Violence objectale

Le film a besoin de justifier le conflit par la lutte pour l'appropriation d'un objet, le minerai rare, qui polarise mimétiquement les rivalités humaines jusqu'à ce que les combattants apprennent que cet objet de lutte n'en est plus un (on en a trouvé autre part, si je me souviens bien, et en abondance...). C'est uniquement quand il apprend que le minerai n'est plus rare que le héros se décide à répondre favorablement à une demande de négociation de la partie adverse.

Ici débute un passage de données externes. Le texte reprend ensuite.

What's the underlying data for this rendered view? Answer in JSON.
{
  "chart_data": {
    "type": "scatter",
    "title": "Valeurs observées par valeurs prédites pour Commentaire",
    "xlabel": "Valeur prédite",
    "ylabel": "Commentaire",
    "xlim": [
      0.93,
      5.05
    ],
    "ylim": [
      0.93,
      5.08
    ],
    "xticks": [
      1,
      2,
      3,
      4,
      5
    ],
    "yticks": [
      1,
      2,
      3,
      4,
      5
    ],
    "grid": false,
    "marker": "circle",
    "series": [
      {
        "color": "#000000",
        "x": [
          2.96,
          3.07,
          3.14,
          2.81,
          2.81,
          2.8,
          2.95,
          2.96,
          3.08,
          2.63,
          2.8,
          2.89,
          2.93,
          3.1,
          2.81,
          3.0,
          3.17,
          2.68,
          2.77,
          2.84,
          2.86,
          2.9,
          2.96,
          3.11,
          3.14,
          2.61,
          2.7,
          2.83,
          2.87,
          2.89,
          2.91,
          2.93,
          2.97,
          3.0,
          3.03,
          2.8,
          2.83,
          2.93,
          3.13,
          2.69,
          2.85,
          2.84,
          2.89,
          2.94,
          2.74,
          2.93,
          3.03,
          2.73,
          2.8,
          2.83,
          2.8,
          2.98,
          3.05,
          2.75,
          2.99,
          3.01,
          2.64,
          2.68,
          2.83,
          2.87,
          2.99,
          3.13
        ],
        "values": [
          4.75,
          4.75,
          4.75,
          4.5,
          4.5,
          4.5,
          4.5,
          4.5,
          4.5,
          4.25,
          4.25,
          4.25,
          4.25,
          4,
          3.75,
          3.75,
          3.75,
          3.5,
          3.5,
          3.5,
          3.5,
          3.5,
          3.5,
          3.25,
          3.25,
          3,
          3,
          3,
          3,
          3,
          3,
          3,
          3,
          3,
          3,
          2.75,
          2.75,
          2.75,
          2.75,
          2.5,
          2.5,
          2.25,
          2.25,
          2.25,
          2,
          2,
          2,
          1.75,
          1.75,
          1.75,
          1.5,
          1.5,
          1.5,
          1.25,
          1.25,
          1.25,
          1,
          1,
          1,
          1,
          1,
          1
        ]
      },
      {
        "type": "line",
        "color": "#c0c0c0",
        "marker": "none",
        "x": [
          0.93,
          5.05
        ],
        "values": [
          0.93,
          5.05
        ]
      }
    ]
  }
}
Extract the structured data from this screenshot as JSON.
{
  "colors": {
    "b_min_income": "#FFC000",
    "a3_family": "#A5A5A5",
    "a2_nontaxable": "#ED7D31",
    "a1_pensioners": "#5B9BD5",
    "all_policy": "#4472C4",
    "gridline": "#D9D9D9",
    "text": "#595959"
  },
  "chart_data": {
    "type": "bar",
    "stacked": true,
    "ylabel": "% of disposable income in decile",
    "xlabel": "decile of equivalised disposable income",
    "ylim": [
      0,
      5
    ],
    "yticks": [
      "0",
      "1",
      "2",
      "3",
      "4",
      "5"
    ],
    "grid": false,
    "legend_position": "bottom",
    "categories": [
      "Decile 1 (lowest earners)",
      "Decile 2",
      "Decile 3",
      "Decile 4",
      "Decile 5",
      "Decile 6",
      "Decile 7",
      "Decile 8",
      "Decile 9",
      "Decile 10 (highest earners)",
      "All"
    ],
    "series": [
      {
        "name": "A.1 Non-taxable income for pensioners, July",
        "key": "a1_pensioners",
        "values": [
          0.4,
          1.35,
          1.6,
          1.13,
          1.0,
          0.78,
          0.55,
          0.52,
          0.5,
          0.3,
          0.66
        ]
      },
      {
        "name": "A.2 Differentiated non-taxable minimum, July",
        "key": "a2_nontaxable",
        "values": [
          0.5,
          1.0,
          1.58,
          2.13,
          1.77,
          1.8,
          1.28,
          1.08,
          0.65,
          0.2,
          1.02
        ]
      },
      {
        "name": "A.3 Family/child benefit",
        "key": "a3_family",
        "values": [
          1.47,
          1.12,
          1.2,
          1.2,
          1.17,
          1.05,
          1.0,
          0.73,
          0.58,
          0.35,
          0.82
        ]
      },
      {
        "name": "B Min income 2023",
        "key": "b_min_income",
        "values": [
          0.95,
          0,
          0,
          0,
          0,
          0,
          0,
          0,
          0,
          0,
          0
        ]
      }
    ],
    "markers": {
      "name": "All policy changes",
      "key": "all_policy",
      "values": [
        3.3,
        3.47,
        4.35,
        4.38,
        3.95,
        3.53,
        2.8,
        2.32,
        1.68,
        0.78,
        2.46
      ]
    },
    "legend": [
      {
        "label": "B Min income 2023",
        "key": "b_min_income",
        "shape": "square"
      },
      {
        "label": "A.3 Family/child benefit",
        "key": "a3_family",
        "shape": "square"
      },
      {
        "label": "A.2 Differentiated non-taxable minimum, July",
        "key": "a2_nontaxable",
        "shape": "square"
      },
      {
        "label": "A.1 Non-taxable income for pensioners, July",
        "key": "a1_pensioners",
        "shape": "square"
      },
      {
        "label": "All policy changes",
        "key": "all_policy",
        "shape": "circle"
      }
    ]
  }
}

L'introduction du couple rareté - violence ne doit pas nous surprendre car il est une constante sur laquelle repose toute la modernité occidentale : si un bien est rare, la convoitise des hommes ne peut qu'attiser leur violence pour se l'approprier. Le rôle de l'économie serait donc de mettre à disposition toujours plus de biens pour réguler la violence entre les hommes. On sait, depuis l'analyse de la rareté faite par Dumouchel (in L'Enfer des Choses, Le Seuil) que celle-ci est, bien au contraire, une institution sociale totalement ambivalente, qui ne provoque pas la violence mais qui est la violence et qu'elle est fondatrice au même titre que l'était le sacré dans les sociétés précédentes nommées à tort primitives. Mais c'est la violence des hommes qui institue la rareté et non le contraire.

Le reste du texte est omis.